Heureusement, au début de l’âge adulte, John devient le protégé de la mère d’un de ses amis. Elle est ancienne infirmière en psychiatrie et comprend parfaitement de quoi il souffre. La seule règle qu’elle lui impose, chez elle, «c’est d’arrêter de s’excuser» quand il profère des insultes car elle sait qu’il n’y peut rien. Commence alors la lente rédemption de John.

Ce film est inspiré d’une vraie histoire, celle de l’Écossais John Davidson, que l’on découvre à travers des images d’archive projetées à la fin du film. La réussite de ce long-métrage, au casting incroyable – la performance de l’acteur principal Robert Aramayo, qui campe John, est magistrale – tient beaucoup dans son équilibre. Il ne cesse de jongler entre des scènes de violences difficilement soutenables, de tendresse et beaucoup d’humour.

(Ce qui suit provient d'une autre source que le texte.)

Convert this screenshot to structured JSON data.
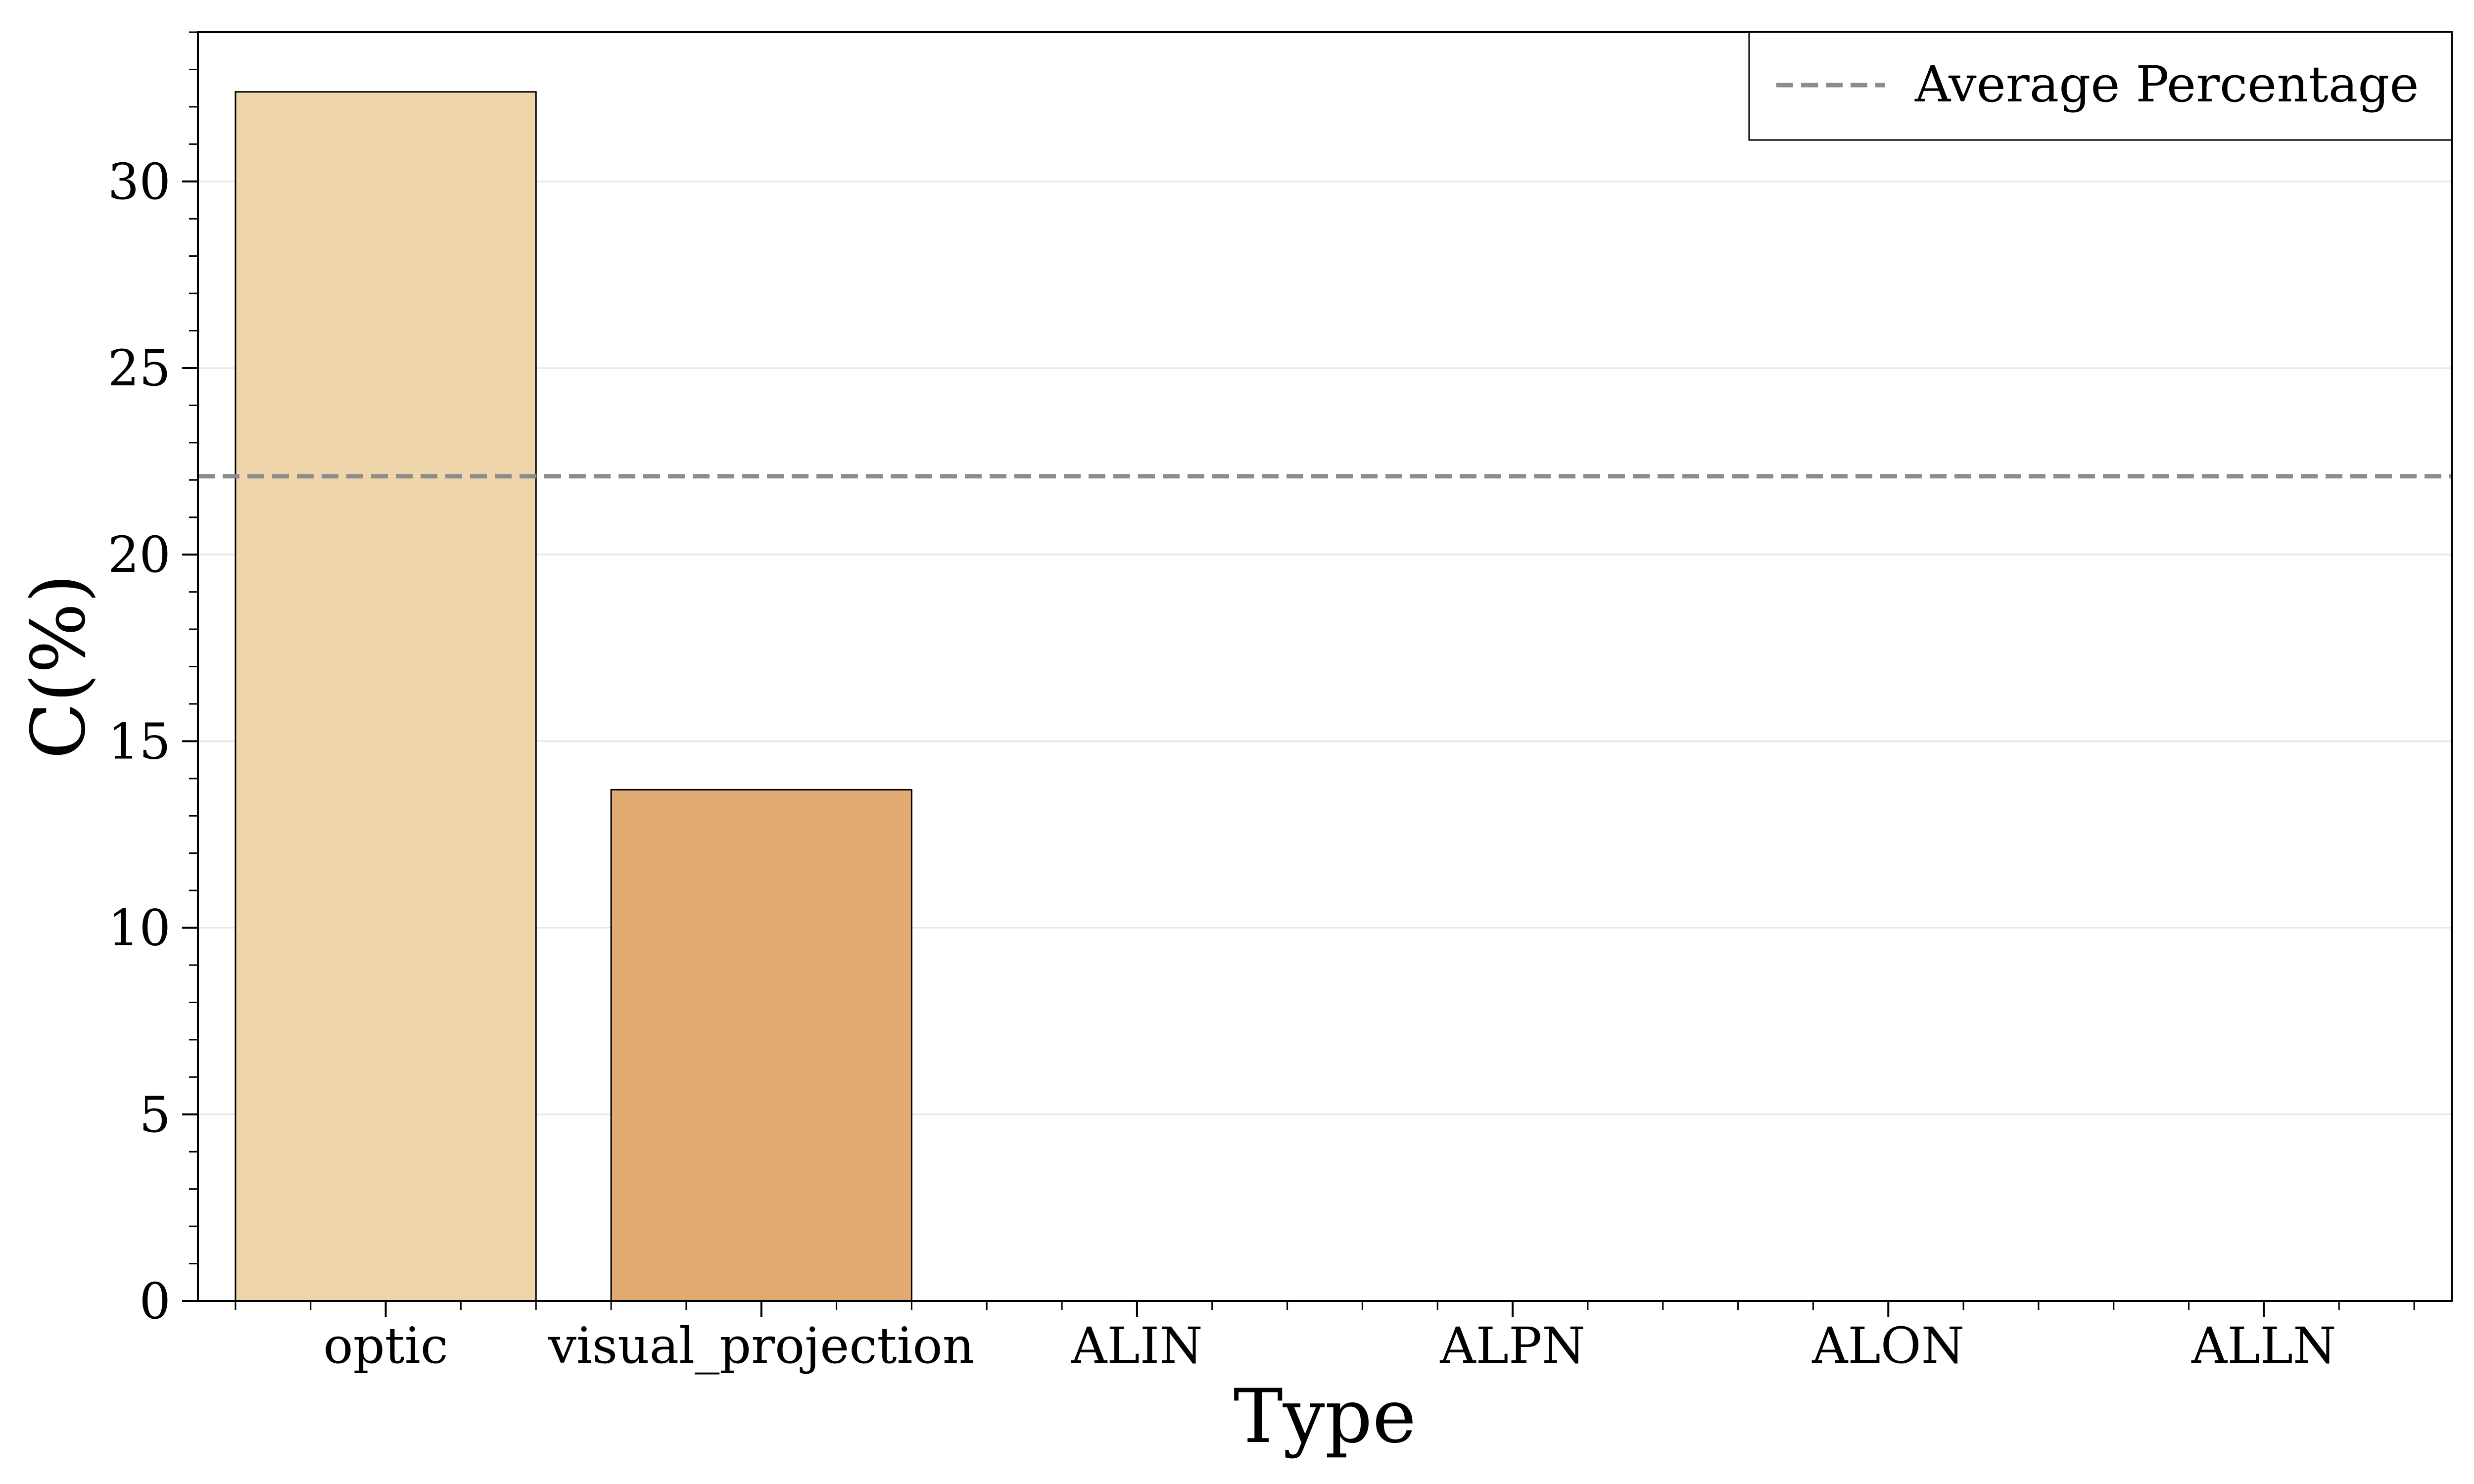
{
  "chart_data": {
    "type": "bar",
    "title": "",
    "xlabel": "Type",
    "ylabel": "C(%)",
    "categories": [
      "optic",
      "visual_projection",
      "ALIN",
      "ALPN",
      "ALON",
      "ALLN"
    ],
    "values": [
      32.4,
      13.7,
      0,
      0,
      0,
      0
    ],
    "bar_colors": [
      "#efd5aa",
      "#e2aa73",
      "#e2aa73",
      "#e2aa73",
      "#e2aa73",
      "#e2aa73"
    ],
    "ylim": [
      0,
      34
    ],
    "yticks": [
      0,
      5,
      10,
      15,
      20,
      25,
      30
    ],
    "grid": "horizontal",
    "reference_line": {
      "name": "Average Percentage",
      "value": 22.1,
      "color": "#8c8c8c",
      "style": "dashed"
    },
    "legend": {
      "position": "top-right",
      "entries": [
        "Average Percentage"
      ]
    }
  }
}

Le film témoigne aussi de nombreux mécanismes à l’œuvre dans le handicap. L’exclusion sociale extrêmement rapide, la stigmatisation corrélée à la grande méconnaissance de ce trouble par la société, l’importance du cercle proche de la personne concernée… Si l’on ne parlait pas encore de «pair aidance» à l’époque, John en bâtit les prémices. Sa personnalité attachante le conduit à fédérer autour de lui d’autres personnes concernées par Gilles de la Tourette. Ces premiers groupes de pairs et de proches permettent à chacun de se sentir moins seul, de s’entraider dans cette épreuve.